Having made those findings, his Honour approached the application for summary judgment by asking whether any rights or interests, if they existed, would be defeated by WCL’s registered title. [40].

Exception to indefeasibility argument

His Honour noted that the object of the Torrens Title system is to create a “scheme of title by registration”, which “assumes that the only interests in the land which are recognised are those shown in the register, although there may be some exceptions” (citing Breskvar v Wall (1971) 126 CLR 376). [54]. As s 184 of the Land Title Act 1994 provides, “[a] registered proprietor of an interest in a lot holds the interest subject to registered interests affecting the lot but free from all other interests”. [89]–[90]. WCL’s title was not subject to any registered interest of a public road. [88].
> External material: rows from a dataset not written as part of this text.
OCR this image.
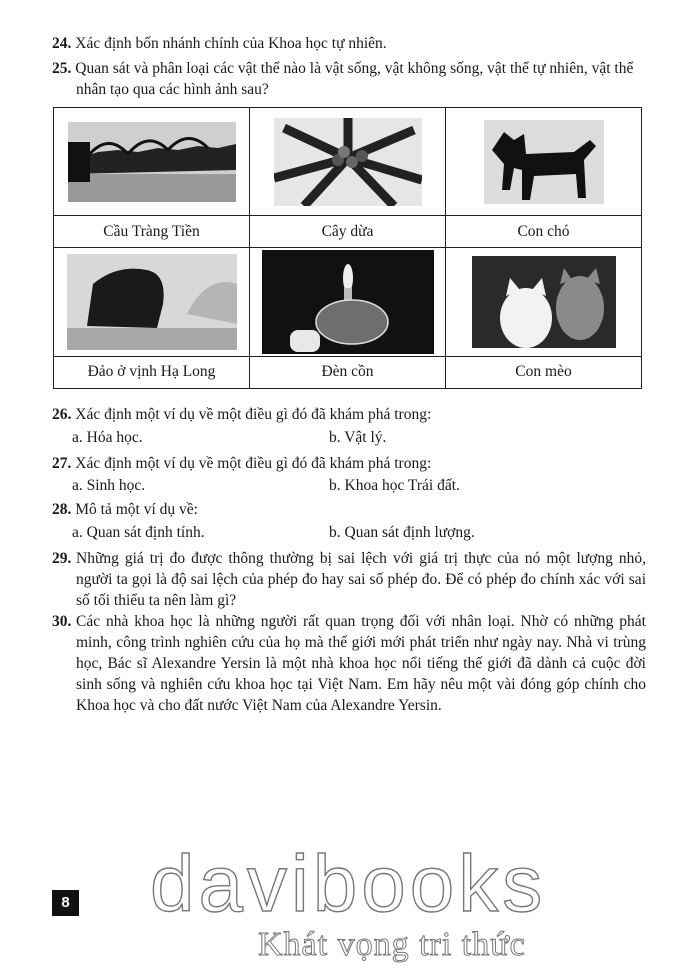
24. Xác định bốn nhánh chính của Khoa học tự nhiên.
25. Quan sát và phân loại các vật thể nào là vật sống, vật không sống, vật thể tự nhiên, vật thể
nhân tạo qua các hình ảnh sau?

Cầu Tràng Tiền	Cây dừa	Con chó

Đảo ở vịnh Hạ Long	Đèn cồn	Con mèo
26. Xác định một ví dụ về một điều gì đó đã khám phá trong:
a. Hóa học.	b. Vật lý.
27. Xác định một ví dụ về một điều gì đó đã khám phá trong:
a. Sinh học.	b. Khoa học Trái đất.
28. Mô tả một ví dụ về:
a. Quan sát định tính.	b. Quan sát định lượng.
29. Những giá trị đo được thông thường bị sai lệch với giá trị thực của nó một lượng nhỏ, người ta gọi là độ sai lệch của phép đo hay sai số phép đo. Để có phép đo chính xác với sai số tối thiểu ta nên làm gì?
30. Các nhà khoa học là những người rất quan trọng đối với nhân loại. Nhờ có những phát minh, công trình nghiên cứu của họ mà thế giới mới phát triển như ngày nay. Nhà vi trùng học, Bác sĩ Alexandre Yersin là một nhà khoa học nổi tiếng thế giới đã dành cả cuộc đời sinh sống và nghiên cứu khoa học tại Việt Nam. Em hãy nêu một vài đóng góp chính cho Khoa học và cho đất nước Việt Nam của Alexandre Yersin.
8 davibooks
Khát vọng tri thức
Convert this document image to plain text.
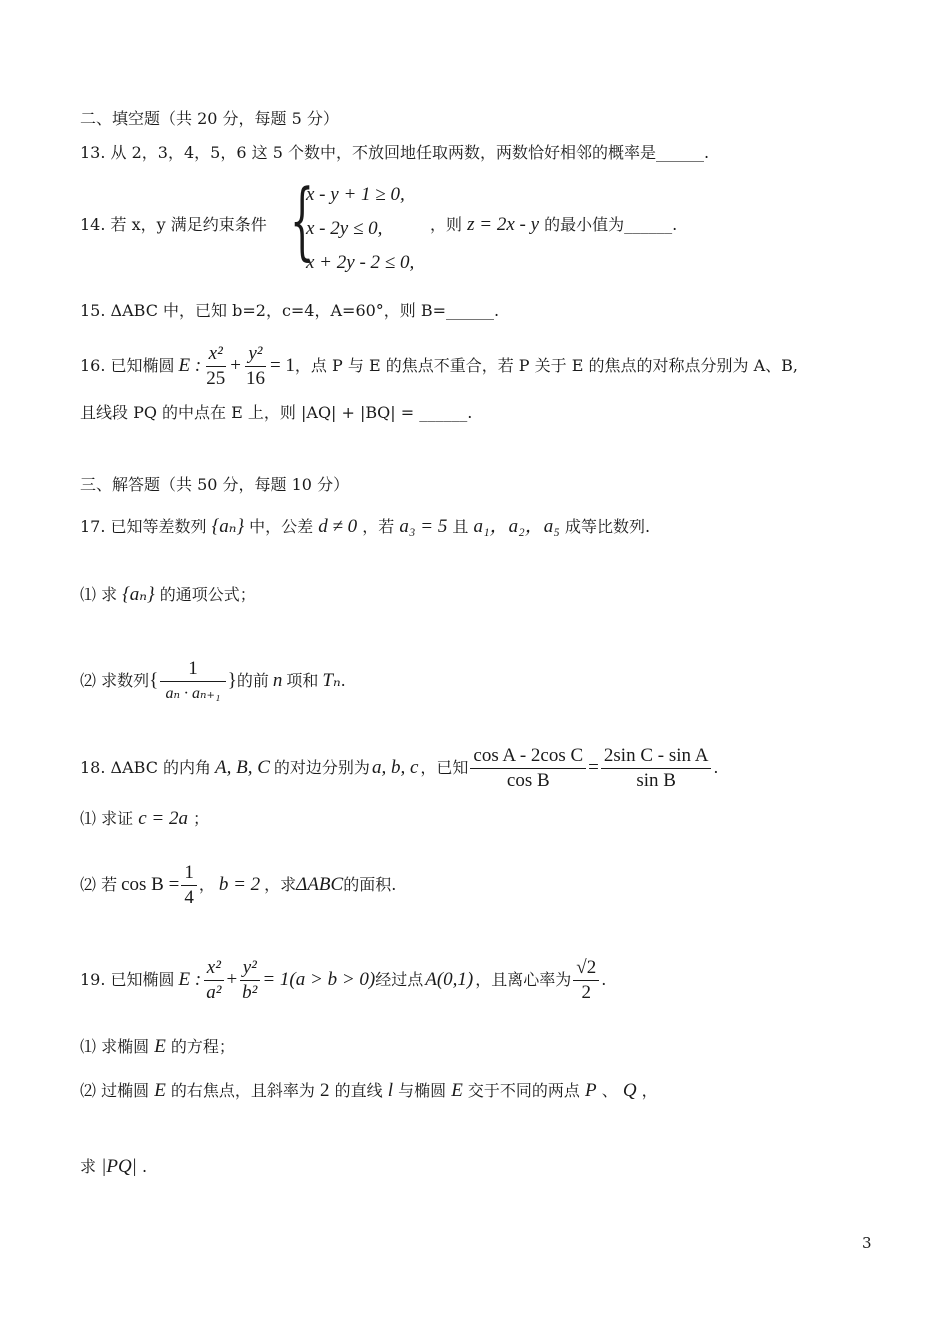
二、填空题（共 20 分，每题 5 分）
13. 从 2，3，4，5，6 这 5 个数中，不放回地任取两数，两数恰好相邻的概率是______.
14. 若 x，y 满足约束条件 {
x - y + 1 ≥ 0,
x - 2y ≤ 0,
x + 2y - 2 ≤ 0,
，则 z = 2x - y 的最小值为______.
15. ΔABC 中，已知 b=2，c=4，A=60°，则 B=______.
16. 已知椭圆 E : $\frac{\text{x²}}{25} + \frac{\text{y²}}{16} = 1$ ，点 P 与 E 的焦点不重合，若 P 关于 E 的焦点的对称点分别为 A、B,
且线段 PQ 的中点在 E 上，则 |AQ| + |BQ| = ______.
三、解答题（共 50 分，每题 10 分）
17. 已知等差数列 {aₙ} 中，公差 d ≠ 0 ，若 a₃ = 5 且 a₁，a₂，a₅ 成等比数列.
⑴ 求 {aₙ} 的通项公式；
⑵ 求数列 { $\frac{1}{\text{aₙ · aₙ₊₁}}$ } 的前 n 项和 Tₙ .
18. ΔABC 的内角 A, B, C 的对边分别为 a, b, c ，已知 $\frac{\text{cos A - 2cos C}}{\text{cos B}} = \frac{\text{2sin C - sin A}}{\text{sin B}}$ .
⑴ 求证 c = 2a ；
⑵ 若 $\cos B = \frac{1}{4}$ ， b = 2 ，求 ΔABC 的面积.
19. 已知椭圆 E : $\frac{\text{x²}}{\text{a²}} + \frac{\text{y²}}{\text{b²}} = 1(a > b > 0)$ 经过点 A(0,1) ，且离心率为 $\frac{√2}{2}$ .
⑴ 求椭圆 E 的方程；
⑵ 过椭圆 E 的右焦点，且斜率为 2 的直线 l 与椭圆 E 交于不同的两点 P 、 Q ，
求 |PQ| .
3
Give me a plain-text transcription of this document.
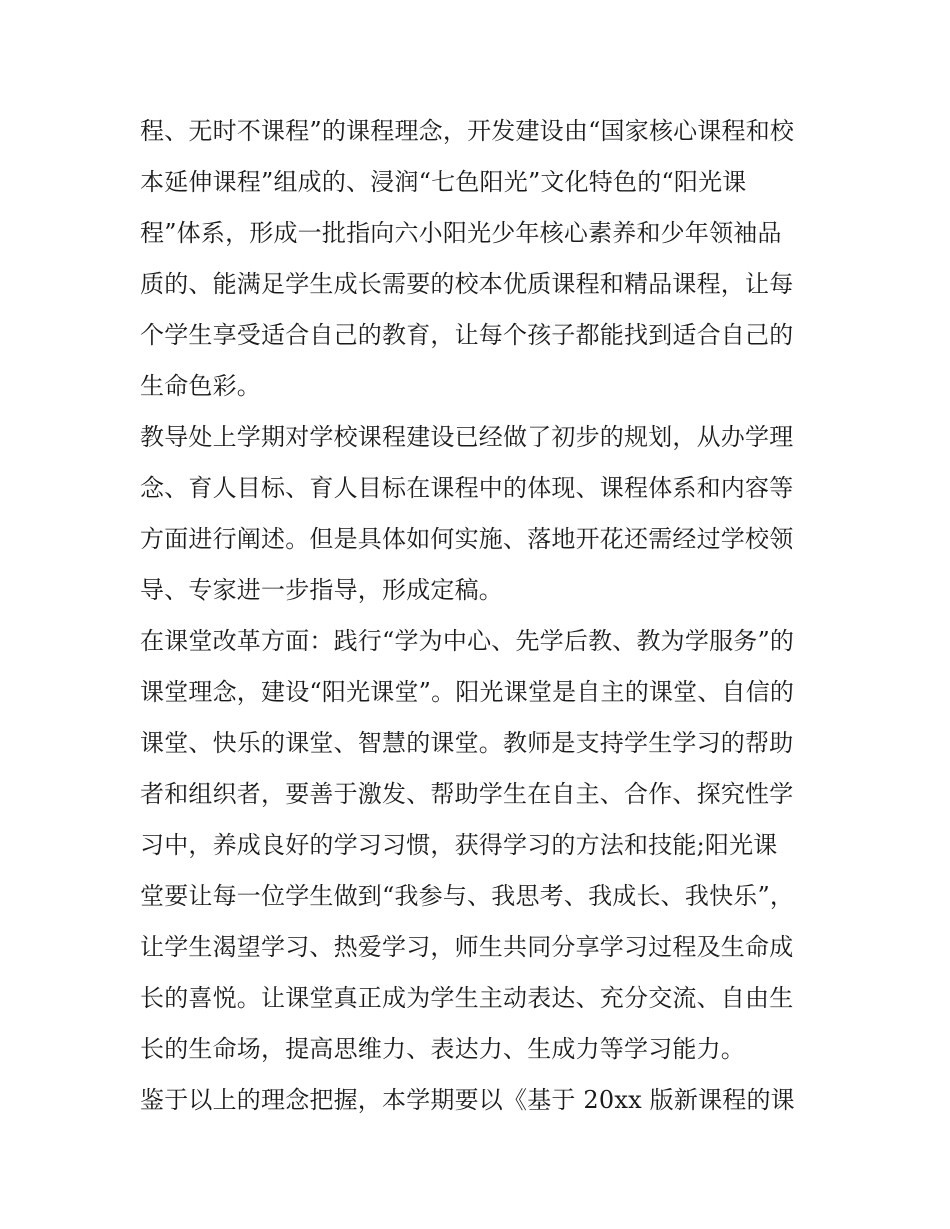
程、无时不课程”的课程理念，开发建设由“国家核心课程和校
本延伸课程”组成的、浸润“七色阳光”文化特色的“阳光课
程”体系，形成一批指向六小阳光少年核心素养和少年领袖品
质的、能满足学生成长需要的校本优质课程和精品课程，让每
个学生享受适合自己的教育，让每个孩子都能找到适合自己的
生命色彩。
教导处上学期对学校课程建设已经做了初步的规划，从办学理
念、育人目标、育人目标在课程中的体现、课程体系和内容等
方面进行阐述。但是具体如何实施、落地开花还需经过学校领
导、专家进一步指导，形成定稿。
在课堂改革方面：践行“学为中心、先学后教、教为学服务”的
课堂理念，建设“阳光课堂”。阳光课堂是自主的课堂、自信的
课堂、快乐的课堂、智慧的课堂。教师是支持学生学习的帮助
者和组织者，要善于激发、帮助学生在自主、合作、探究性学
习中，养成良好的学习习惯，获得学习的方法和技能;阳光课
堂要让每一位学生做到“我参与、我思考、我成长、我快乐”，
让学生渴望学习、热爱学习，师生共同分享学习过程及生命成
长的喜悦。让课堂真正成为学生主动表达、充分交流、自由生
长的生命场，提高思维力、表达力、生成力等学习能力。
鉴于以上的理念把握，本学期要以《基于 20xx 版新课程的课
However, Orb submitted that the “registered title of WCL is subject to public rights of way”, even though that interest “appears nowhere on the freehold land register”. [99]. In support of this alleged exception to Torrens system indefeasibility, Orb submitted that the case of Vickery v Municipality of Strathfield (1991) 11 SR (NSW) 354 stood as authority for the proposition that “the dedication of land as a public highway or road has been said to ‘lie wholly outside’ the system of land titling and the acquisition of title by registration”. [101].

Resolution by Davis J

Davis J accepted that Vickery supported the proposition that some interests may lie wholly outside the Torrens system. [114]. However, his Honour found that whatever public rights of user had existed, had been “converted to an interest in land” in favour of the State, by reason of s 369 of the Land Act 1962. That interest in land could not be said to exist outside the scope of the Torrens system. [115]. The Land Title Act 1994 bound the State. [128]. Accordingly, WCL’s registration as proprietor in fee simple of Lot 11 “effectively extinguished any interest in the land by the State”. [15], [129]. The Land Title Act itself did not recognise any exception to indefeasibility for rights of user arising from dedication of a public road at common law. [118].

It followed that WCL’s title was not subject to any interest arising from the common law dedication of Lot 11 as a public road prior to 1923. [144]. Accordingly, it was entitled to summary judgment against Orb. [145].